0.1

97 10 1
                                    



"Prenses Leia!"

Genç kız arkasından seslenenleri duymazlıktan gelip yaralı karnına baskı uygulayarak koşmaya devam ediyordu. Biliyordu, kaçması lazımdı. Kaçıp o kızı bulması lazımdı.

Arkasındaki sesler yavaş yavaş sakinlerken yeterince uzaklaştığını anladı genç kız. Kendini nehir yatağının kenarına bıraktığında canının acısıyla yerde kıvrandı. Yarası ciddiydi. Sona yaklaşmıştı, hissedebiliyordu.

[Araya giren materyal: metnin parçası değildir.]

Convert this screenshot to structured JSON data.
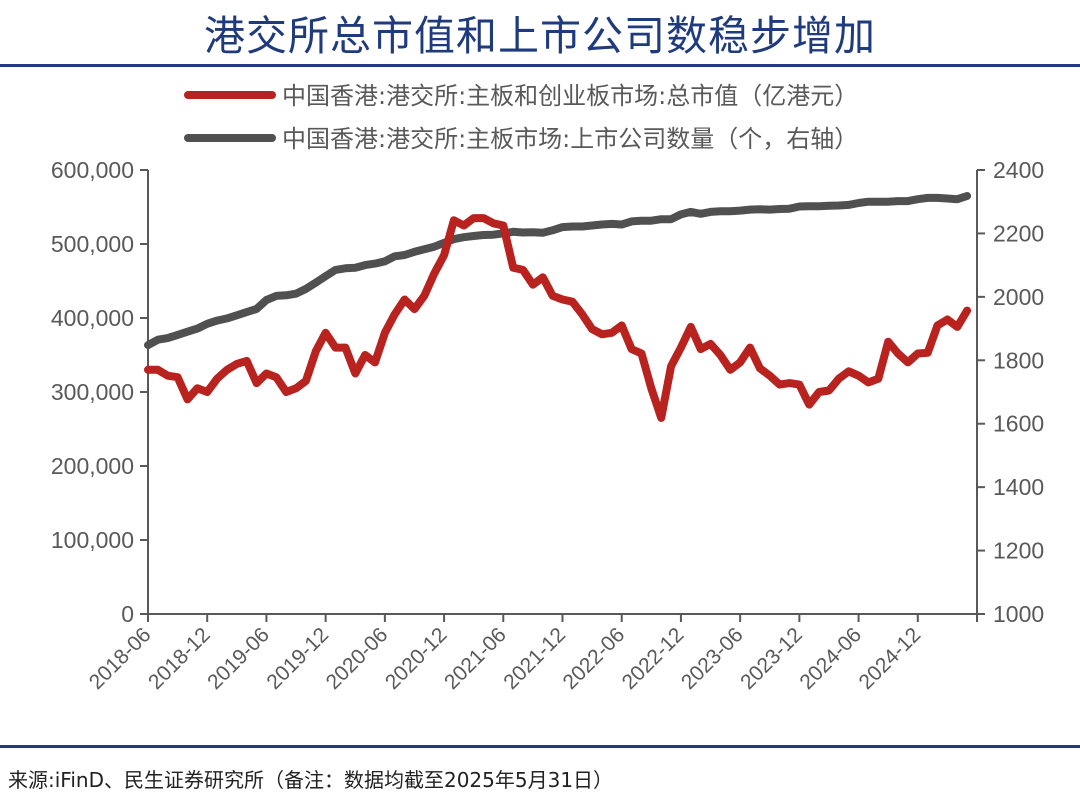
{
  "title": "港交所总市值和上市公司数稳步增加",
  "source": "来源:iFinD、民生证券研究所（备注：数据均截至2025年5月31日）",
  "chart_data": {
    "type": "line",
    "title": "",
    "legend_position": "top",
    "grid": false,
    "x": [
      "2018-06",
      "2018-07",
      "2018-08",
      "2018-09",
      "2018-10",
      "2018-11",
      "2018-12",
      "2019-01",
      "2019-02",
      "2019-03",
      "2019-04",
      "2019-05",
      "2019-06",
      "2019-07",
      "2019-08",
      "2019-09",
      "2019-10",
      "2019-11",
      "2019-12",
      "2020-01",
      "2020-02",
      "2020-03",
      "2020-04",
      "2020-05",
      "2020-06",
      "2020-07",
      "2020-08",
      "2020-09",
      "2020-10",
      "2020-11",
      "2020-12",
      "2021-01",
      "2021-02",
      "2021-03",
      "2021-04",
      "2021-05",
      "2021-06",
      "2021-07",
      "2021-08",
      "2021-09",
      "2021-10",
      "2021-11",
      "2021-12",
      "2022-01",
      "2022-02",
      "2022-03",
      "2022-04",
      "2022-05",
      "2022-06",
      "2022-07",
      "2022-08",
      "2022-09",
      "2022-10",
      "2022-11",
      "2022-12",
      "2023-01",
      "2023-02",
      "2023-03",
      "2023-04",
      "2023-05",
      "2023-06",
      "2023-07",
      "2023-08",
      "2023-09",
      "2023-10",
      "2023-11",
      "2023-12",
      "2024-01",
      "2024-02",
      "2024-03",
      "2024-04",
      "2024-05",
      "2024-06",
      "2024-07",
      "2024-08",
      "2024-09",
      "2024-10",
      "2024-11",
      "2024-12",
      "2025-01",
      "2025-02",
      "2025-03",
      "2025-04",
      "2025-05"
    ],
    "x_ticks": [
      "2018-06",
      "2018-12",
      "2019-06",
      "2019-12",
      "2020-06",
      "2020-12",
      "2021-06",
      "2021-12",
      "2022-06",
      "2022-12",
      "2023-06",
      "2023-12",
      "2024-06",
      "2024-12"
    ],
    "x_range": [
      "2018-06",
      "2025-06"
    ],
    "y_left": {
      "ylim": [
        0,
        600000
      ],
      "ticks": [
        "0",
        "100,000",
        "200,000",
        "300,000",
        "400,000",
        "500,000",
        "600,000"
      ]
    },
    "y_right": {
      "ylim": [
        1000,
        2400
      ],
      "ticks": [
        "1000",
        "1200",
        "1400",
        "1600",
        "1800",
        "2000",
        "2200",
        "2400"
      ]
    },
    "series": [
      {
        "name": "中国香港:港交所:主板和创业板市场:总市值（亿港元）",
        "axis": "left",
        "color": "#b8231f",
        "values": [
          330000,
          330000,
          322000,
          320000,
          290000,
          305000,
          300000,
          318000,
          330000,
          338000,
          342000,
          312000,
          325000,
          320000,
          300000,
          305000,
          315000,
          355000,
          380000,
          360000,
          360000,
          325000,
          350000,
          340000,
          380000,
          405000,
          425000,
          412000,
          430000,
          460000,
          485000,
          532000,
          525000,
          535000,
          535000,
          528000,
          525000,
          468000,
          465000,
          445000,
          455000,
          430000,
          425000,
          422000,
          405000,
          385000,
          378000,
          380000,
          390000,
          358000,
          352000,
          305000,
          265000,
          335000,
          360000,
          388000,
          358000,
          365000,
          350000,
          330000,
          340000,
          360000,
          332000,
          322000,
          310000,
          312000,
          310000,
          283000,
          300000,
          302000,
          318000,
          328000,
          322000,
          313000,
          318000,
          368000,
          352000,
          340000,
          352000,
          353000,
          390000,
          398000,
          388000,
          410000
        ]
      },
      {
        "name": "中国香港:港交所:主板市场:上市公司数量（个，右轴）",
        "axis": "right",
        "color": "#505050",
        "values": [
          1848,
          1865,
          1870,
          1880,
          1890,
          1900,
          1915,
          1925,
          1932,
          1942,
          1952,
          1962,
          1990,
          2003,
          2005,
          2010,
          2025,
          2045,
          2065,
          2085,
          2090,
          2092,
          2100,
          2105,
          2112,
          2128,
          2132,
          2142,
          2150,
          2158,
          2170,
          2182,
          2188,
          2192,
          2195,
          2196,
          2200,
          2205,
          2203,
          2204,
          2202,
          2210,
          2220,
          2222,
          2222,
          2225,
          2228,
          2230,
          2228,
          2238,
          2240,
          2240,
          2245,
          2245,
          2260,
          2268,
          2262,
          2268,
          2270,
          2270,
          2272,
          2275,
          2276,
          2275,
          2277,
          2278,
          2285,
          2286,
          2286,
          2287,
          2288,
          2290,
          2296,
          2300,
          2300,
          2300,
          2302,
          2302,
          2308,
          2312,
          2312,
          2310,
          2308,
          2318
        ]
      }
    ]
  }
}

Ölüm meleklerinin soğuk nefesi ensesini yakıyordu.

Krallığını kurtarabilmek adına bedeninde kalan son güç kırıntılarını kullanarak yerinden doğruldu ve suya bir kehanet fısıldadı.

" Açılacak kaderine,

Su köpüğünden bir kapı.

Sana yazılan kaderi

Sadece sen değiştirebilirsin."

Genç kız fısıldadığı kehaneti suya karışan kanıyla mühürledi. Son nefesini verirken su yapılan tılsımı kabul etti.

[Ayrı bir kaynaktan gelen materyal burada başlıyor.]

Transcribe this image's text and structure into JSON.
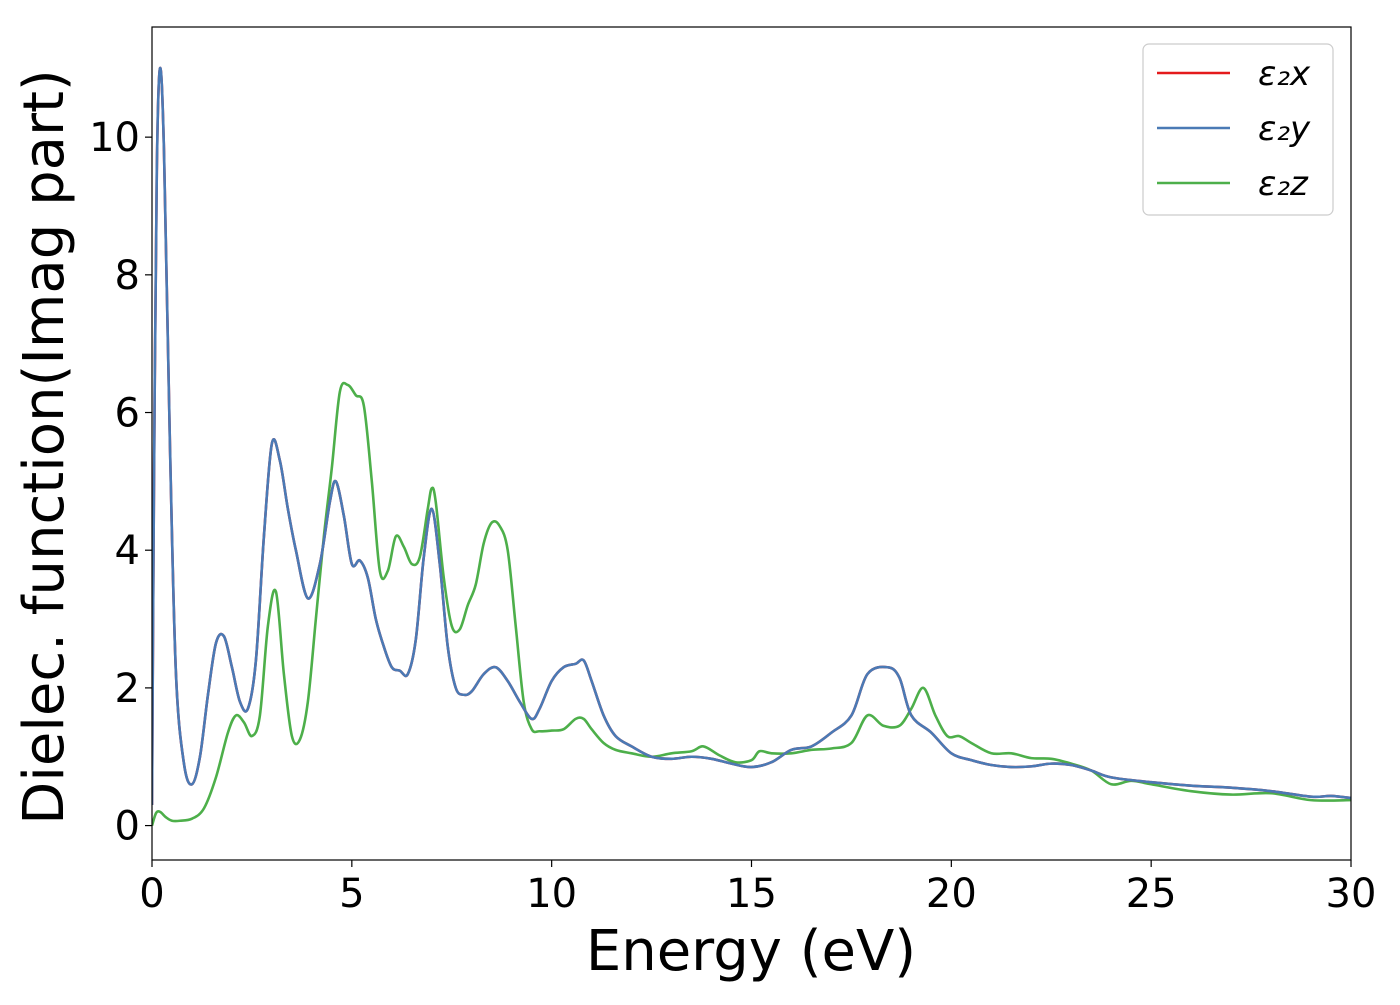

---------------------------------------------------------------------

Attığım her adımla sivri topuklu botlarımın çıkardığı tok ses bomboş caddede yankılanırken ağır adımlarla ilerliyordum. İlk kez girdiğim bu cadde beni nereye götürür bilmiyordum ama adımlamaya devam ediyordum.

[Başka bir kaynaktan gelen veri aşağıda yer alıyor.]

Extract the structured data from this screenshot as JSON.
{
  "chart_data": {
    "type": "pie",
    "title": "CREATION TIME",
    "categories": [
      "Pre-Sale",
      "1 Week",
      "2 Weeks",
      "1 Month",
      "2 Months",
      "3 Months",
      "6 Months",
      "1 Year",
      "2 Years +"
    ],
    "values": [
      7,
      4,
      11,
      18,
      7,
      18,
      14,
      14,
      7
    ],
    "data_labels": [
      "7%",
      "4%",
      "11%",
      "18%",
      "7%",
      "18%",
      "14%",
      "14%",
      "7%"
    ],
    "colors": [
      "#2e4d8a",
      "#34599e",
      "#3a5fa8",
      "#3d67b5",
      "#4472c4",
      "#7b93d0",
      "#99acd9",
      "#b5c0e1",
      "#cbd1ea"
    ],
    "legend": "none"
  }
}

Elimde kırmızı, sağ tarafımda kalan ucu biraz yamulmuş bir şemsiye; göğsümde paramparça bir kalp taşıyordum. Ben insanlara güvenmek istiyordum. Onların içine karışmak, onlar gibi olmak istiyordum. Ancak şu saatten sonra bu imkansızdı.

Yastık değişmekle baht değişmez derler. Keşke kaderimizi kendimizin yazabilmesinin bir yolu olsaydı.

Attığım adımlar yolun karşısındaki tabelası olmayan tek açık dükkanı görmemle yavaşladı. Bu saatlerde Kuytu'da açık dükkan bulmak zordu.

Yağmurun üzerinden eksik olmadığı şehirdi Kuytu. Yılın on ayı yağmurlu geçerdi burada. Bu yüzden insanlar işlerine erkenden gidip erkenden dönerlerdi. Gece gece kimse yağmurla uğraşmak istemezdi.

Elimdeki şemsiyeye sıkıca sarılıp adımlarımı açık olan dükkana çevirdim. Kapıyı yavaşça iterek açtığımda kapının üzerindeki küçük zil şıngırdadı. Ağır adımlarla içeri girerek şemsiyemi kapattım ve gözlerimi içeriye çevirdim. Her tarafı raflarla çevrili ortasında kocaman bir masa bulunan bir kütüphaneydi burası.

Parıldayan gözlerimle elimdeki şemsiyeyi kenara bıraktım ve elimi kimisi yıpranmış kimisi yepyeni ciltlerin üzerinde gezdirerek kitapları incelemeye başladım.

Ama kitapların üzerinde hiçbir isim yoktu. Sadece numaralandırılmıştı ve karışık bir şekilde raflara dizilmişlerdi. Gözlerim dükkan sahibini ararken arkamı dönmemle dükkanın ortasındaki büyük masanın arka tarafında duran yaşlı bir adam ve kadını gördüm.

Gülümseyerek bana baktıklarında bende tebessüm ederek onlara doğru ilerledim.

"Merhaba. Kitapların üzerinde numaralardan başka bir şey göremedim." Söylediklerimle yaşlı kadın genişçe gülümseyerek eliyle karşısındaki sandalyeyi gösterdi.

"Oturmaz mısın güzel kızım? " Anlamaz gözlerle onlara baktığımı görünce bu sefer yaşlı adam "Buradaki hiçbir kitabın üzerinde bir isim olmadığı gibi bir eşi de yok. Buraya gelenler rastgele, kendilerini çeken bir kitabı alır. Geri geldiklerinde bu kitapların hayatlarını değiştirdiğini rivayet ederler. Bu senelerdir böyle. Buranın bir büyüsü var."

Yaşlı adamın anlattıkları iyice ilgimi çekerken yaşlı kadın "Hadi rafları dolaş. Eminim kendininkini bulacaksın." diyerek eliyle rafları işaret etti. Teşekkür ederek yanlarından ayrıldığımda rafları tek tek dolaşmaya başladım.